7. Mr. Pandit has also drawn our attention to a decision of the House of Lords in the case of Hinton v. Maden and Ireland Limited, 1959 38 Tax Cas 391. A question arose in that case whether the knives and lasts which were used by the assessee company, which carried on the business of shoe and slipper manufacturers, could be regarded as plant or machinery as well as implements or utensils. It was contended for the Crown that the expenditure for the knives and lasts was on revenue account and the knives an lasts were not plant or machinery. It was held that the knives and lasts were machinery or plant and the expenditure on them was capital expenditure. it was observed by Lord Reid in that case as follows:

'It is not disputed that 'plant' is also sued in the Act as an ordinary English word. It is not altogether an easy word to construe; it may have a more or less extensive meaning according to its context.

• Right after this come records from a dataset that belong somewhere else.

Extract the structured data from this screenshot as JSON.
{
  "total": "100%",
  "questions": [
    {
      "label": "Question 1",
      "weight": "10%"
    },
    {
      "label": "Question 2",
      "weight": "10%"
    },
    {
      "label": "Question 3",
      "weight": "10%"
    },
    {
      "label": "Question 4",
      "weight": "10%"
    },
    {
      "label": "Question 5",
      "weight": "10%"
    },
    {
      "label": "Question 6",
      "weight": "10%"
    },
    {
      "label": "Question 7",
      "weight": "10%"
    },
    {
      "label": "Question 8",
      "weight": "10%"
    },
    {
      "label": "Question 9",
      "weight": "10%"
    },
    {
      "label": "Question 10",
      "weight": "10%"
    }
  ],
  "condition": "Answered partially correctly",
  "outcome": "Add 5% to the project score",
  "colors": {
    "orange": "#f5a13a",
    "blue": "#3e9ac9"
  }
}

As a general statement of its meaning I would adopt the words of Lindley, L.J., in Yarmought v. France, (1887) 19 QBD 647: 'In its ordinary sense, it includes whatever apparatus is used by a business man for carrying on his business -- not his stock-in-trade which he buys or makes for sale; but all goods and chattels, fixed or moveable live or dead, which he keeps for permanent employment in his business'.

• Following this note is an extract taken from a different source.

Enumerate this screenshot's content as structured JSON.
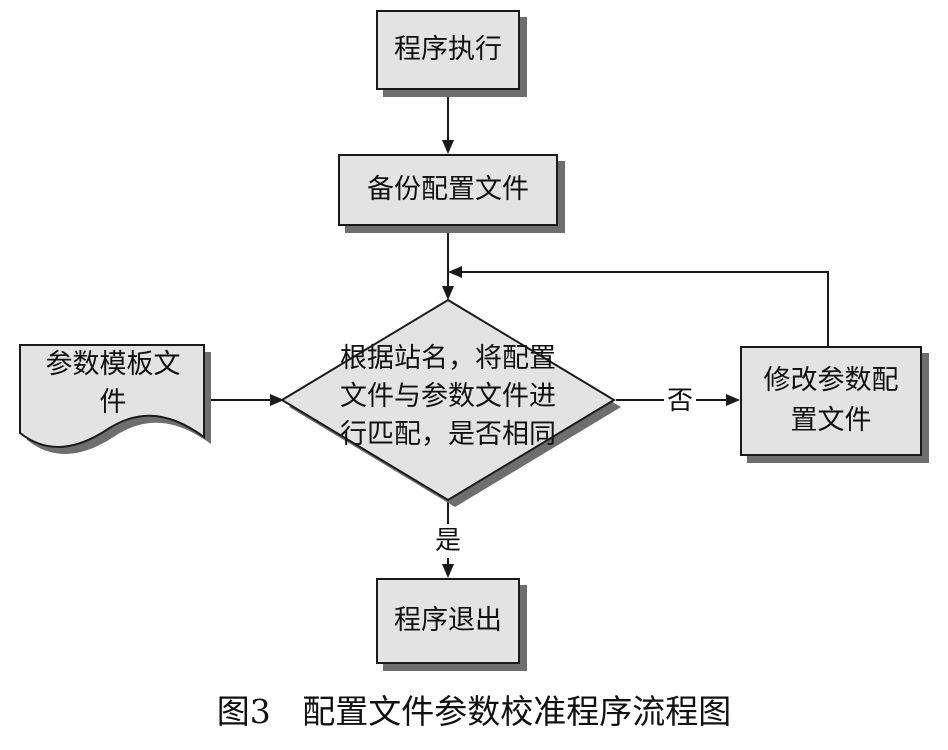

Proceeding further Lord Reid observed:

'I would also refer to the judgment of Uthwatt, J., in J. Lyons and Company, Limited v. Attorney-General, (1944) Ch 281: 'I do not think that the use throughout Section 24 of the Act of the word 'plant' as part of the phrases plant or machinery' and 'machinery and plant' has the effect of confining the meaning of he word to such plant as is used for mechanical operations or processes. Next I find it unnecessary for the purposes of a decision in this case, to enter on the question whether any particular limitation should be placed on the general sense borne by the word 'plant' by reason that the Act in which it appears is a rating Act. I propose to assume that no such limitation should be placed.....Confining my attention to trade plant, I am content to accept the general description in (1887) 19 QBD 647, that 'plant' includes whatever apparatus or instruments are used by a business man in carrying on his business. The term does not include stock-in-trade, or does it include the place in which the business is carried on. Whether any particular article more properly falls within 'plant' as thus understood or in some other category depends on all the circumstances of the case.'

8. Mr. Pandit argues relying on these observations that the word 'plant' is capable of being given an extensive meaning and if such extensive meaning is given, the water storage tank used for the purpose of the business of the assessee would come within the definition of the word 'plant'.

9. In our view even the extended meaning, which has been given to the word 'plant' in these observations does not take it beyond the apparatus or instruments as are used by a business man in carrying on his business. In order that the assessee may succeed it must be held that not only the instruments or the apparatus used in connection with the business but even the container of the stock-in-trade would come within the meaning of the word 'plant'. Neither on the dictionary meaning nor on the meaning given in the judicial decision to which Mr. Pandit has referred, can we given such an extended meaning to the word 'plant' as to cover the container or the storage place of the stock-in-trade of the assessee.

10. In our opinion, therefore, the view which was taken by the Tribunal is correct and the question, which has been referred to us must be answered in the negative. We answer accordingly. The assessee will pay the costs of the Department.

KF/J/D.V.C. Reference answered in negative.